While the health of older children and teens is typically more stable because of childhood immunizations, they are still at risk for contracting illnesses spread in schools and outside communities. Older children and teens are more susceptible to meningococcal meningitis and HPV than other illnesses they may have been vaccinated for earlier in their youth, but childhood immunizations do wear off after a given number of years, so the CDC recommends regular vaccine boosters and annual flu shots.
So what can you do to protect your child from coming down with a preventable disease?
- Check with your child’s doctor to make sure that your child’s immunization schedule is on track with CDC-recommended time frames and doses for your child’s age.
- If boosters or new vaccinations are due, make sure to schedule an appointment before the new school year commences.

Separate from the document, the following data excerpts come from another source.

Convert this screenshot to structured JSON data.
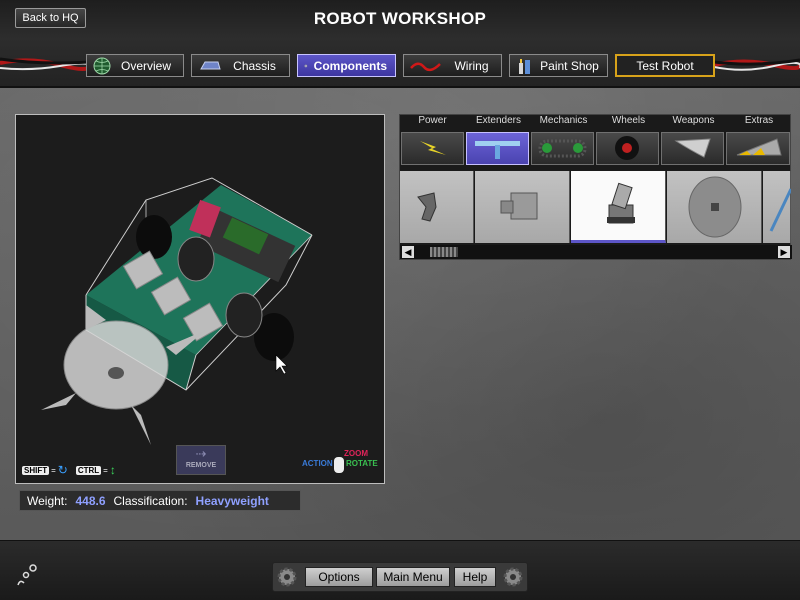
{
  "header": {
    "back_label": "Back to HQ",
    "title": "ROBOT WORKSHOP"
  },
  "tabs": [
    {
      "label": "Overview",
      "icon": "globe-icon"
    },
    {
      "label": "Chassis",
      "icon": "chassis-icon"
    },
    {
      "label": "Components",
      "icon": "gear-icon",
      "active": true
    },
    {
      "label": "Wiring",
      "icon": "wire-icon"
    },
    {
      "label": "Paint Shop",
      "icon": "paint-icon"
    },
    {
      "label": "Test Robot",
      "icon": "hazard-stripe"
    }
  ],
  "viewport": {
    "hint_shift": "SHIFT",
    "hint_ctrl": "CTRL",
    "hint_equals": "=",
    "remove_label": "REMOVE",
    "action_label": "ACTION",
    "zoom_label": "ZOOM",
    "rotate_label": "ROTATE"
  },
  "stats": {
    "weight_label": "Weight:",
    "weight_value": "448.6",
    "class_label": "Classification:",
    "class_value": "Heavyweight"
  },
  "parts_panel": {
    "categories": [
      "Power",
      "Extenders",
      "Mechanics",
      "Wheels",
      "Weapons",
      "Extras"
    ],
    "active_category": "Extenders"
  },
  "bottom": {
    "options_label": "Options",
    "main_menu_label": "Main Menu",
    "help_label": "Help"
  },
  "colors": {
    "accent": "#5d56c8",
    "value_text": "#8fa0ff",
    "hazard": "#d7a21a"
  }
}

- Check with your child’s educators to ensure that all required and recommended school immunizations have been received. Schools’ vaccine requirements may differ from one to another.
- Check your own immunization records to make sure that you’re also up-to-date on your vaccinations. Adults, whose immunizations have worn off, can easily transmit diseases to children that have not yet been vaccinated or that are behind on their boosters.
- If you or your child are off schedule for recommended vaccinations, check with the CDC and talk to your doctor about the best way to get back on track.
- Watch http://bit.ly/PertussisPrevention to learn more about the signs, symptoms, possible complications and treatment of whooping cough – a highly communicable respiratory disease.
Ensuring that your children are protected with all required and recommended immunizations for school doesn’t just protect their health; it also protects the health of other children around them, your family and your community. As you rush to get your kids ready for another year of school, be sure to remember to take care of their wellness by scheduling appointments for any necessary back-to-school vaccines or boosters before their first day.